Вот почему у него слегка перехватило горло, когда он вошел в жандармерию и попросил, чтобы ему дали переговорить
Сервас поднялся по лестнице, стараясь не морщиться от боли в сломанных ребрах, миновал застекленную дверь и вошел в коридор. Ирен осторожно на него взглянула. Несколько часов назад она дала согласие на встречу, но теперь, похоже, об этом пожалела.

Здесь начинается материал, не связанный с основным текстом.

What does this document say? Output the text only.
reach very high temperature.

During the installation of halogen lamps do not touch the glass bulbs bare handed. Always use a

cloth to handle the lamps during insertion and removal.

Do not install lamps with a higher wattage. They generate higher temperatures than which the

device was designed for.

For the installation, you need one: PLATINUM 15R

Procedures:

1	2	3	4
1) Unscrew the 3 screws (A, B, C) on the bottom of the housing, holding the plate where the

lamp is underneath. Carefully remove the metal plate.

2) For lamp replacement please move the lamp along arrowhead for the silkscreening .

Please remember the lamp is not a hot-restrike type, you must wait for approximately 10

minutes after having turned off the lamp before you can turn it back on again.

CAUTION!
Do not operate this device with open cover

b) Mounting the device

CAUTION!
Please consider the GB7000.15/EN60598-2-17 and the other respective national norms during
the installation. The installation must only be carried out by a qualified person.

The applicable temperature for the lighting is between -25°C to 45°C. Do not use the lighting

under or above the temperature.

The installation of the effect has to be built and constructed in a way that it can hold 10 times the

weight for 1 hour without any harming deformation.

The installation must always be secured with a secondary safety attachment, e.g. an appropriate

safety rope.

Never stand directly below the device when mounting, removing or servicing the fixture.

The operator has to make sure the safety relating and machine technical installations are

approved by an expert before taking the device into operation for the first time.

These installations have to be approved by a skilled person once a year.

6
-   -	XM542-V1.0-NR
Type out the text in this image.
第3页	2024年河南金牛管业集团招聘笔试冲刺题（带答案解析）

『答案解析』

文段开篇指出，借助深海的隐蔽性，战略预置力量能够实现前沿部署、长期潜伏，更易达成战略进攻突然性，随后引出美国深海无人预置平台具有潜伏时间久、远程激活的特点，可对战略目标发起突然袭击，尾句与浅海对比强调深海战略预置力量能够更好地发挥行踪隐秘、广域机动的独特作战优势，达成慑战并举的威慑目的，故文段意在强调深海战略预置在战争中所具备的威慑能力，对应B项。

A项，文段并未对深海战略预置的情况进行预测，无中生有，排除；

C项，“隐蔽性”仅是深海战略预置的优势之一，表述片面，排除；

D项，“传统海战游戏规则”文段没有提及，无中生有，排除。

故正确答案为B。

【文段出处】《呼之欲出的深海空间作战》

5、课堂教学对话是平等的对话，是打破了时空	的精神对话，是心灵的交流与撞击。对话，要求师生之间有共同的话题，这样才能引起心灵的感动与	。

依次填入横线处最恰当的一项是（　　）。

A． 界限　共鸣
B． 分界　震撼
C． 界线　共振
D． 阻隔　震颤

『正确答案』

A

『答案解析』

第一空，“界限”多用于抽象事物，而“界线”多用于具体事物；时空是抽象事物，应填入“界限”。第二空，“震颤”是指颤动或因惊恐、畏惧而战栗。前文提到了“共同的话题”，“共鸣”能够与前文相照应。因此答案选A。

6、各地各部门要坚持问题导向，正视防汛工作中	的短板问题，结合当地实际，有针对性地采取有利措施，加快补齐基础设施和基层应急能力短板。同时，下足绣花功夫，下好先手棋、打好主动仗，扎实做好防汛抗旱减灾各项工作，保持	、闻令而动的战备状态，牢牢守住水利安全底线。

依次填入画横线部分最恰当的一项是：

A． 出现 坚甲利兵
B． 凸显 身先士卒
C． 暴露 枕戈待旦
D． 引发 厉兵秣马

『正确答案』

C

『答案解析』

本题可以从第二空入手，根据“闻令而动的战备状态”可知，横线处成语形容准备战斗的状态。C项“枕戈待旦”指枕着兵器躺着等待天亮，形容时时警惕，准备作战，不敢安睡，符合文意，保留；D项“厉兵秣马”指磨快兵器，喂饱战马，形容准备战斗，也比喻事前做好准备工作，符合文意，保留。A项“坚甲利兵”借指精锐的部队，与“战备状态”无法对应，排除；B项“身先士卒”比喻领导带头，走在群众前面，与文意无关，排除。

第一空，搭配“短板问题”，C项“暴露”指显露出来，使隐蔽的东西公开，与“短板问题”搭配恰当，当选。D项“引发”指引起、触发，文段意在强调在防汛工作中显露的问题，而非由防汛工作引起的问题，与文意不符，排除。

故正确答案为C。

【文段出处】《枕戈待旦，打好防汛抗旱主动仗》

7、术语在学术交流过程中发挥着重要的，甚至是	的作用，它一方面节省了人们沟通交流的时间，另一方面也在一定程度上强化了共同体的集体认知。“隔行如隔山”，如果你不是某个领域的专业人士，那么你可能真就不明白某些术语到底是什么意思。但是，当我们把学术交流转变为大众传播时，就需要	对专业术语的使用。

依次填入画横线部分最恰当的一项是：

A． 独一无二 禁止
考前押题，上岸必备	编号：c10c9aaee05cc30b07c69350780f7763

– Тебя не смутит, если вас будут снимать? – сказала она. – На случай, если какая-нибудь газетенка вздумает воспользоваться вашей беседой и попытается пустить на ветер все расследование… Осторожность излишней не бывает…
Он кивнул, сжав зубы. В эту минуту он спрашивал себя, в каком состоянии найдет Матиса.
– Четверть часа, и не дольше… Не задавать ему никаких вопросов об убийствах… Не говорить о расследовании… И не пытаться получить разъяснения… Ты не имеешь права с ним общаться вне присутствия представителя закона, а он еще не прибыл. Ты меня слышишь? Ты вообще не должен с ним говорить, потому что ты отстранен…
Он все это знал: малолеток младше тринадцати лет нельзя брать под стражу. Только в исключительных случаях полиция имеет право задержать ребенка, но не более чем на двенадцать часов. И только в присутствии адвоката. Кроме того, все допросы должны быть записаны на видео.
– Я понял. Пишите все. На случай, если парень вдруг что-нибудь станет выбалтывать. А если не станет, то забудьте все, что я ему сказал.
Ирен провела его в конец коридора и открыла дверь. Матис сидел за письменным столом. Глаза его были опущены. Он поднял их, когда в комнату вошел Сервас, и тот удивился, когда красные, опухшие глаза мальчика озарились светом. Камера, которая их снимала, стояла в углу.
– Я сяду? – спросил он.
Мальчик кивнул. Чтобы немного потянуть время, Сервас отпил глоток мерзкого кофе, только что купленного в автомате.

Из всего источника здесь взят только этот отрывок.